Une grande partie de la vie quotidienne dépend des logiciels, du téléphone dans votre poche aux services de votre domicile, en passant par les applications que vous utilisez tous les jours. Lorsqu'une seule plateforme contrôle ces outils, elle acquiert un pouvoir malsain et dicte la façon dont vous êtes autorisé à les utiliser.
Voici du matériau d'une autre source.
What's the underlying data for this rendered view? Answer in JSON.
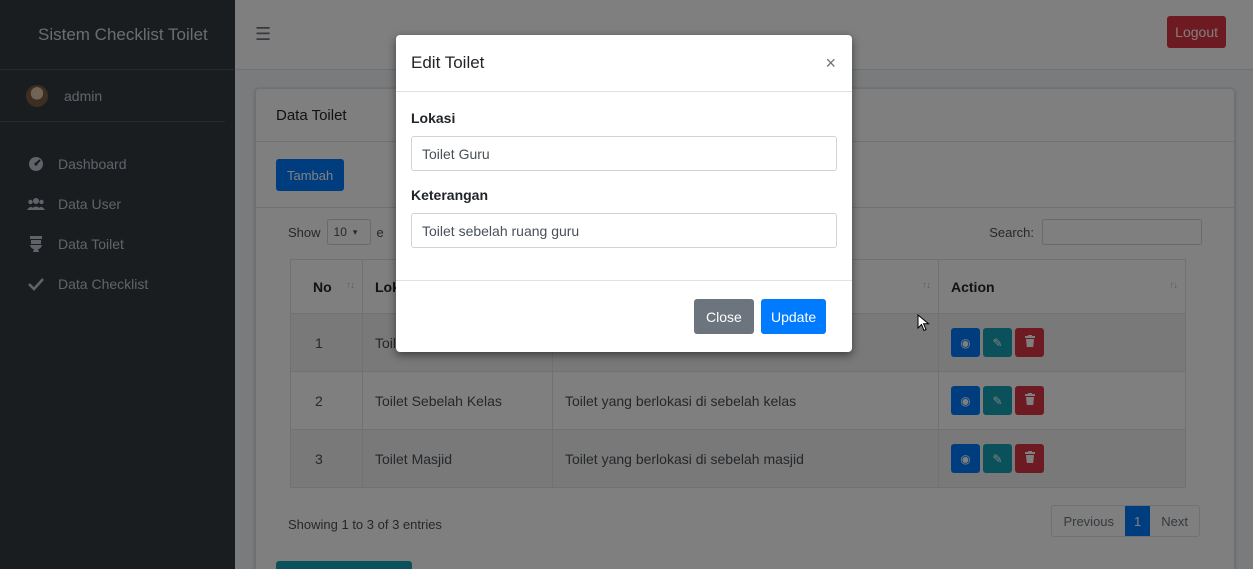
{
  "sidebar": {
    "brand": "Sistem Checklist Toilet",
    "user": "admin",
    "items": [
      {
        "label": "Dashboard",
        "icon": "dashboard-icon"
      },
      {
        "label": "Data User",
        "icon": "users-icon"
      },
      {
        "label": "Data Toilet",
        "icon": "toilet-icon"
      },
      {
        "label": "Data Checklist",
        "icon": "check-icon"
      }
    ]
  },
  "navbar": {
    "logout_label": "Logout"
  },
  "card": {
    "title": "Data Toilet",
    "add_label": "Tambah",
    "show_prefix": "Show",
    "page_length": "10",
    "show_suffix": "e",
    "search_label": "Search:",
    "columns": [
      "No",
      "Lok",
      "",
      "Action"
    ],
    "rows": [
      {
        "no": "1",
        "lokasi": "Toil",
        "keterangan": ""
      },
      {
        "no": "2",
        "lokasi": "Toilet Sebelah Kelas",
        "keterangan": "Toilet yang berlokasi di sebelah kelas"
      },
      {
        "no": "3",
        "lokasi": "Toilet Masjid",
        "keterangan": "Toilet yang berlokasi di sebelah masjid"
      }
    ],
    "info": "Showing 1 to 3 of 3 entries",
    "pager": {
      "prev": "Previous",
      "current": "1",
      "next": "Next"
    }
  },
  "modal": {
    "title": "Edit Toilet",
    "close_glyph": "×",
    "lokasi_label": "Lokasi",
    "lokasi_value": "Toilet Guru",
    "keterangan_label": "Keterangan",
    "keterangan_value": "Toilet sebelah ruang guru",
    "close_label": "Close",
    "update_label": "Update"
  },
  "colors": {
    "sidebar": "#343a40",
    "primary": "#007bff",
    "info": "#17a2b8",
    "danger": "#dc3545",
    "secondary": "#6c757d"
  }
}
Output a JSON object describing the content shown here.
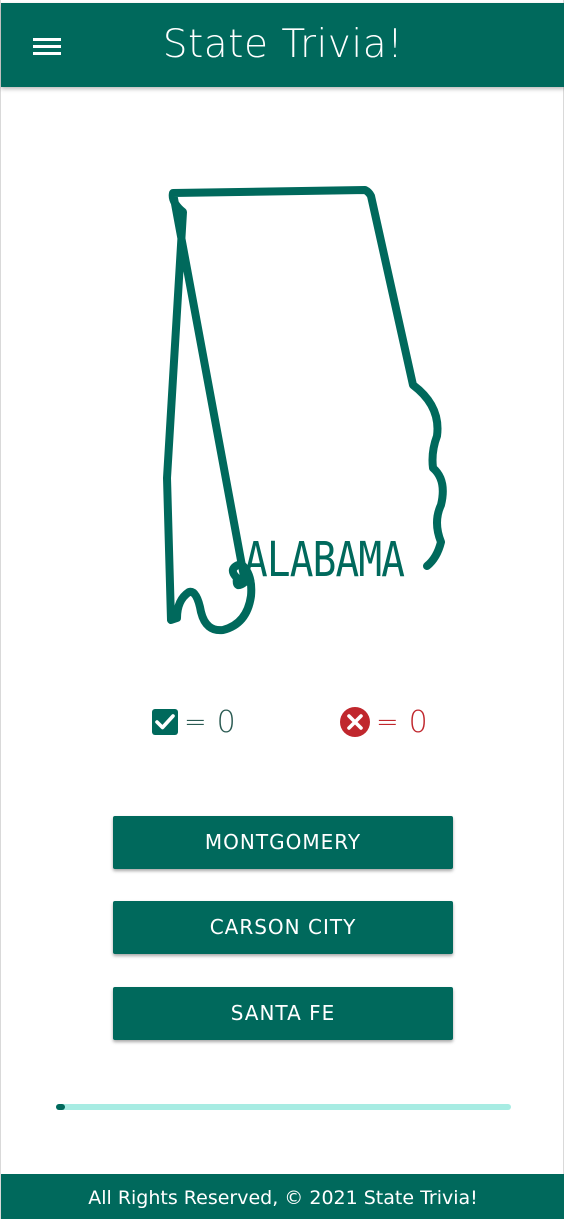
{
  "header": {
    "title": "State Trivia!",
    "menu_icon": "menu-icon"
  },
  "question": {
    "state_name": "ALABAMA",
    "map_icon": "alabama-outline-icon"
  },
  "score": {
    "correct": {
      "icon": "check-box-icon",
      "eq": "=",
      "value": "0"
    },
    "wrong": {
      "icon": "cancel-circle-icon",
      "eq": "=",
      "value": "0"
    }
  },
  "answers": [
    {
      "label": "MONTGOMERY"
    },
    {
      "label": "CARSON CITY"
    },
    {
      "label": "SANTA FE"
    }
  ],
  "progress": {
    "fraction": 0.02
  },
  "footer": {
    "text": "All Rights Reserved, © 2021 State Trivia!"
  },
  "colors": {
    "primary": "#00695c",
    "progress_track": "#a7ece3",
    "wrong": "#c0272d",
    "background": "#ffffff"
  }
}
Les logiciels libres et open source remettent ce pouvoir à sa place : entre les mains de l'utilisateur, garantissant que la technologie vous sert, vous et votre communauté, plutôt que les intérêts des entreprises.

Résumé

  • L'open source signifie que la technologie sous-jacente est accessible publiquement pour que quiconque puisse l'utiliser, la copier, l'améliorer ou s'appuyer dessus.
  • La vie numérique moderne échange votre souveraineté contre de la commodité. Les logiciels libres et open source constituent le moyen pratique de faire marche arrière, en vous offrant la confidentialité et une protection contre l'exploitation monétaire.
  • Vous n'avez pas besoin de lire le code pour en bénéficier. L'ouverture signifie que des experts indépendants peuvent vérifier ce que fait réellement le logiciel, et leur examen protège tout le monde.
  • Ethereum est construit de manière ouverte. Ses spécifications, ses logiciels clients et même ce site web peuvent être inspectés et améliorés par n'importe qui.

Quand les choses que vous achetez cessent de vous appartenir

La majeure partie de votre vie numérique est gérée par une poignée de grandes entreprises. Vous ne pouvez peut-être pas voir comment vos données sont utilisées, pourquoi l'algorithme de votre fil d'actualité change, et vous n'avez aucun recours lorsqu'une fonctionnalité sur laquelle vous comptez disparaît. En échange, tout est pratique.

Ce n'est pas hypothétique.

En 2009, Amazon s'est introduit dans les Kindle de ses clients et a supprimé à distance des livres que les gens avaient achetés et payés.[1] Récemment, en 2024, Spotify a abandonné son appareil Car Thing et a désactivé à distance les unités que les clients avaient achetées.[2]

Ces cas montrent le risque des logiciels fermés : lorsqu'un produit dépend d'un code et de serveurs contrôlés par un seul fournisseur, ce fournisseur peut décider si le produit continue de fonctionner.

L'open source modifie cet équilibre. Lorsque le code derrière un produit est public et que sa licence accorde des droits significatifs, les gens peuvent l'inspecter, l'exécuter, le réparer, l'adapter et le poursuivre de manière indépendante. C'est le même argument que le mouvement pour le droit à la réparation avance concernant le matériel, appliqué au logiciel qui s'y trouve.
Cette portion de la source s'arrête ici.